Pendant ce second séjour, suivant toute apparence, Jérôme se trouva mêlé à une aventure qui fit grand bruit. Il y avait alors dans la capitale de l’empire d’Occident une jeune femme chrétienne, originaire d’Espagne, dont la famille, émigrée à Rome, depuis quelques générations, avec une prodigieuse fortune, était entrée dans le patriciat par de hautes alliances et avait même donné un consul à l’année 341. Cette jeune femme se nommait Melania, et y sous une forme affectueuse et familière, Melanis et Melanium, suivant un usage grec introduit dans la langue latine.

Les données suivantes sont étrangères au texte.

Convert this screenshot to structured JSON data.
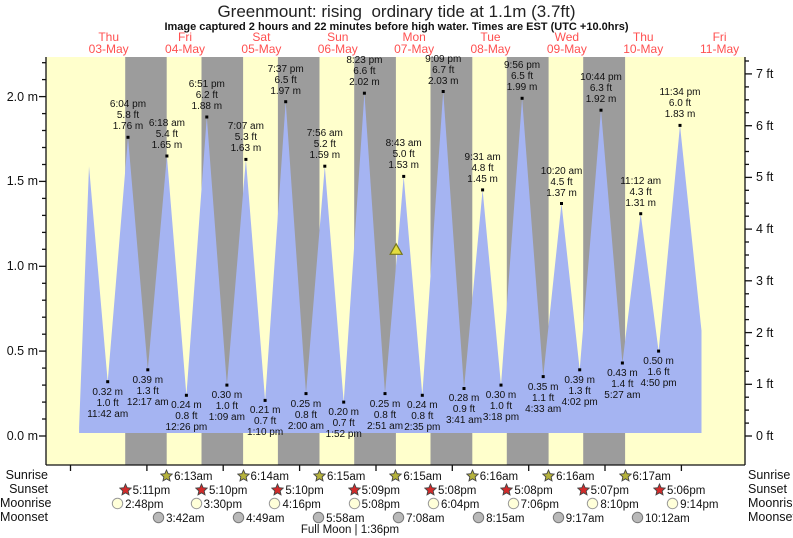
{
  "page": {
    "title": "Greenmount: rising  ordinary tide at 1.1m (3.7ft)",
    "subtitle": "Image captured 2 hours and 22 minutes before high water. Times are EST (UTC +10.0hrs)"
  },
  "colors": {
    "day_band": "#ffffcc",
    "night_band": "#9c9c9c",
    "tide_fill": "#a5b4f2",
    "day_label_red": "#ff5050",
    "axis_black": "#111111",
    "sunrise_star": "#b5b23c",
    "sunset_star": "#d42a2a",
    "moonrise_circle": "#ffffd9",
    "moonset_circle": "#b9b9b9",
    "current_marker_yellow": "#e3dc3e"
  },
  "chart_data": {
    "type": "area",
    "title": "Greenmount: rising  ordinary tide at 1.1m (3.7ft)",
    "subtitle": "Image captured 2 hours and 22 minutes before high water. Times are EST (UTC +10.0hrs)",
    "ylabel_left_unit": "m",
    "ylabel_right_unit": "ft",
    "ylim_m": [
      0,
      2.2
    ],
    "grid": false,
    "days": [
      {
        "weekday": "Thu",
        "date": "03-May",
        "noon_t": 12
      },
      {
        "weekday": "Fri",
        "date": "04-May",
        "noon_t": 36
      },
      {
        "weekday": "Sat",
        "date": "05-May",
        "noon_t": 60
      },
      {
        "weekday": "Sun",
        "date": "06-May",
        "noon_t": 84
      },
      {
        "weekday": "Mon",
        "date": "07-May",
        "noon_t": 108
      },
      {
        "weekday": "Tue",
        "date": "08-May",
        "noon_t": 132
      },
      {
        "weekday": "Wed",
        "date": "09-May",
        "noon_t": 156
      },
      {
        "weekday": "Thu",
        "date": "10-May",
        "noon_t": 180
      },
      {
        "weekday": "Fri",
        "date": "11-May",
        "noon_t": 204
      }
    ],
    "y_left_majors": [
      {
        "v": 0.0,
        "label": "0.0 m"
      },
      {
        "v": 0.5,
        "label": "0.5 m"
      },
      {
        "v": 1.0,
        "label": "1.0 m"
      },
      {
        "v": 1.5,
        "label": "1.5 m"
      },
      {
        "v": 2.0,
        "label": "2.0 m"
      }
    ],
    "y_right_majors": [
      {
        "ft": 0,
        "label": "0 ft"
      },
      {
        "ft": 1,
        "label": "1 ft"
      },
      {
        "ft": 2,
        "label": "2 ft"
      },
      {
        "ft": 3,
        "label": "3 ft"
      },
      {
        "ft": 4,
        "label": "4 ft"
      },
      {
        "ft": 5,
        "label": "5 ft"
      },
      {
        "ft": 6,
        "label": "6 ft"
      },
      {
        "ft": 7,
        "label": "7 ft"
      }
    ],
    "night_bands": [
      [
        17.18,
        30.22
      ],
      [
        41.17,
        54.23
      ],
      [
        65.17,
        78.25
      ],
      [
        89.15,
        102.25
      ],
      [
        113.13,
        126.27
      ],
      [
        137.13,
        150.27
      ],
      [
        161.12,
        174.28
      ]
    ],
    "curve_start": {
      "t": 2.7,
      "m": 0.05
    },
    "curve_end": {
      "t": 198.3,
      "m": 0.62
    },
    "tide_extremes": [
      {
        "type": "high",
        "t": 5.8,
        "m": 1.59,
        "labels": null
      },
      {
        "type": "low",
        "t": 11.7,
        "m": 0.32,
        "labels": [
          "0.32 m",
          "1.0 ft",
          "11:42 am"
        ]
      },
      {
        "type": "high",
        "t": 18.07,
        "m": 1.76,
        "labels": [
          "6:04 pm",
          "5.8 ft",
          "1.76 m"
        ]
      },
      {
        "type": "low",
        "t": 24.28,
        "m": 0.39,
        "labels": [
          "0.39 m",
          "1.3 ft",
          "12:17 am"
        ]
      },
      {
        "type": "high",
        "t": 30.3,
        "m": 1.65,
        "labels": [
          "6:18 am",
          "5.4 ft",
          "1.65 m"
        ]
      },
      {
        "type": "low",
        "t": 36.43,
        "m": 0.24,
        "labels": [
          "0.24 m",
          "0.8 ft",
          "12:26 pm"
        ]
      },
      {
        "type": "high",
        "t": 42.85,
        "m": 1.88,
        "labels": [
          "6:51 pm",
          "6.2 ft",
          "1.88 m"
        ]
      },
      {
        "type": "low",
        "t": 49.15,
        "m": 0.3,
        "labels": [
          "0.30 m",
          "1.0 ft",
          "1:09 am"
        ]
      },
      {
        "type": "high",
        "t": 55.12,
        "m": 1.63,
        "labels": [
          "7:07 am",
          "5.3 ft",
          "1.63 m"
        ]
      },
      {
        "type": "low",
        "t": 61.17,
        "m": 0.21,
        "labels": [
          "0.21 m",
          "0.7 ft",
          "1:10 pm"
        ]
      },
      {
        "type": "high",
        "t": 67.62,
        "m": 1.97,
        "labels": [
          "7:37 pm",
          "6.5 ft",
          "1.97 m"
        ]
      },
      {
        "type": "low",
        "t": 74.0,
        "m": 0.25,
        "labels": [
          "0.25 m",
          "0.8 ft",
          "2:00 am"
        ]
      },
      {
        "type": "high",
        "t": 79.93,
        "m": 1.59,
        "labels": [
          "7:56 am",
          "5.2 ft",
          "1.59 m"
        ]
      },
      {
        "type": "low",
        "t": 85.87,
        "m": 0.2,
        "labels": [
          "0.20 m",
          "0.7 ft",
          "1:52 pm"
        ]
      },
      {
        "type": "high",
        "t": 92.38,
        "m": 2.02,
        "labels": [
          "8:23 pm",
          "6.6 ft",
          "2.02 m"
        ]
      },
      {
        "type": "low",
        "t": 98.85,
        "m": 0.25,
        "labels": [
          "0.25 m",
          "0.8 ft",
          "2:51 am"
        ]
      },
      {
        "type": "high",
        "t": 104.72,
        "m": 1.53,
        "labels": [
          "8:43 am",
          "5.0 ft",
          "1.53 m"
        ]
      },
      {
        "type": "low",
        "t": 110.58,
        "m": 0.24,
        "labels": [
          "0.24 m",
          "0.8 ft",
          "2:35 pm"
        ]
      },
      {
        "type": "high",
        "t": 117.15,
        "m": 2.03,
        "labels": [
          "9:09 pm",
          "6.7 ft",
          "2.03 m"
        ]
      },
      {
        "type": "low",
        "t": 123.68,
        "m": 0.28,
        "labels": [
          "0.28 m",
          "0.9 ft",
          "3:41 am"
        ]
      },
      {
        "type": "high",
        "t": 129.52,
        "m": 1.45,
        "labels": [
          "9:31 am",
          "4.8 ft",
          "1.45 m"
        ]
      },
      {
        "type": "low",
        "t": 135.3,
        "m": 0.3,
        "labels": [
          "0.30 m",
          "1.0 ft",
          "3:18 pm"
        ]
      },
      {
        "type": "high",
        "t": 141.93,
        "m": 1.99,
        "labels": [
          "9:56 pm",
          "6.5 ft",
          "1.99 m"
        ]
      },
      {
        "type": "low",
        "t": 148.55,
        "m": 0.35,
        "labels": [
          "0.35 m",
          "1.1 ft",
          "4:33 am"
        ]
      },
      {
        "type": "high",
        "t": 154.33,
        "m": 1.37,
        "labels": [
          "10:20 am",
          "4.5 ft",
          "1.37 m"
        ]
      },
      {
        "type": "low",
        "t": 160.03,
        "m": 0.39,
        "labels": [
          "0.39 m",
          "1.3 ft",
          "4:02 pm"
        ]
      },
      {
        "type": "high",
        "t": 166.73,
        "m": 1.92,
        "labels": [
          "10:44 pm",
          "6.3 ft",
          "1.92 m"
        ]
      },
      {
        "type": "low",
        "t": 173.45,
        "m": 0.43,
        "labels": [
          "0.43 m",
          "1.4 ft",
          "5:27 am"
        ]
      },
      {
        "type": "high",
        "t": 179.2,
        "m": 1.31,
        "labels": [
          "11:12 am",
          "4.3 ft",
          "1.31 m"
        ]
      },
      {
        "type": "low",
        "t": 184.83,
        "m": 0.5,
        "labels": [
          "0.50 m",
          "1.6 ft",
          "4:50 pm"
        ]
      },
      {
        "type": "high",
        "t": 191.57,
        "m": 1.83,
        "labels": [
          "11:34 pm",
          "6.0 ft",
          "1.83 m"
        ]
      }
    ],
    "current_marker": {
      "t": 102.35,
      "m": 1.1
    }
  },
  "astro": {
    "row_labels": {
      "sunrise": "Sunrise",
      "sunset": "Sunset",
      "moonrise": "Moonrise",
      "moonset": "Moonset"
    },
    "sunrise": [
      {
        "t": 30.22,
        "label": "6:13am"
      },
      {
        "t": 54.23,
        "label": "6:14am"
      },
      {
        "t": 78.25,
        "label": "6:15am"
      },
      {
        "t": 102.25,
        "label": "6:15am"
      },
      {
        "t": 126.27,
        "label": "6:16am"
      },
      {
        "t": 150.27,
        "label": "6:16am"
      },
      {
        "t": 174.28,
        "label": "6:17am"
      }
    ],
    "sunset": [
      {
        "t": 17.18,
        "label": "5:11pm"
      },
      {
        "t": 41.17,
        "label": "5:10pm"
      },
      {
        "t": 65.17,
        "label": "5:10pm"
      },
      {
        "t": 89.15,
        "label": "5:09pm"
      },
      {
        "t": 113.13,
        "label": "5:08pm"
      },
      {
        "t": 137.13,
        "label": "5:08pm"
      },
      {
        "t": 161.12,
        "label": "5:07pm"
      },
      {
        "t": 185.1,
        "label": "5:06pm"
      }
    ],
    "moonrise": [
      {
        "t": 14.8,
        "label": "2:48pm"
      },
      {
        "t": 39.5,
        "label": "3:30pm"
      },
      {
        "t": 64.27,
        "label": "4:16pm"
      },
      {
        "t": 89.13,
        "label": "5:08pm"
      },
      {
        "t": 114.07,
        "label": "6:04pm"
      },
      {
        "t": 139.1,
        "label": "7:06pm"
      },
      {
        "t": 164.17,
        "label": "8:10pm"
      },
      {
        "t": 189.23,
        "label": "9:14pm"
      }
    ],
    "moonset": [
      {
        "t": 27.7,
        "label": "3:42am"
      },
      {
        "t": 52.82,
        "label": "4:49am"
      },
      {
        "t": 77.97,
        "label": "5:58am"
      },
      {
        "t": 103.13,
        "label": "7:08am"
      },
      {
        "t": 128.25,
        "label": "8:15am"
      },
      {
        "t": 153.28,
        "label": "9:17am"
      },
      {
        "t": 178.2,
        "label": "10:12am"
      }
    ],
    "moon_phase": "Full Moon | 1:36pm"
  }
}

Tout était passion chez cette fille de l’Ibérie, et sa dévotion était aussi impérieuse et aussi exclusive que son amour ou sa haine. Mariée toute jeune à un homme d’un grand nom resté inconnu, elle en avait eu trois enfans ; mais elle atteignait à peine sa vingt-troisième année quand elle le perdit subitement, et son deuil n’était pas achevé, que les deux aînés de ses enfans, frappés à leur tour, allaient l’un après l’autre rejoindre leur père dans la tombe. Ces coups terribles ne l’écrasèrent pas. On ne la vit pas tomber, comme toutes les mères, dans une douleur furieuse et désespérée, nous dit un de ses biographes : elle ne pleura point, elle ne s’arracha point les cheveux ; se relevant de toute sa hauteur, elle s’avança, les bras étendus, vers le crucifix, l’œil sec et le sourire sur les lèvres. « Seigneur, s’écria-t-elle, je vous remercie d’avoir brisé tant de liens qui me retenaient loin de vous : je suis libre maintenant de vous servir ! » Cette scène se passait à la campagne, à plusieurs lieues de Rome. Sans perdre un instant, elle envoya préparer à la ville des obsèques dignes de son rang, fit placer les trois corps dans un même cercueil, et s’achemina avec eux pour les déposer dans le monument de sa maison, tenant son plus jeune fils entre ses bras. Elle fit ainsi son entrée à Rome, et, selon le mot d’un contemporain, « ce fut comme le triomphe de son malheur. »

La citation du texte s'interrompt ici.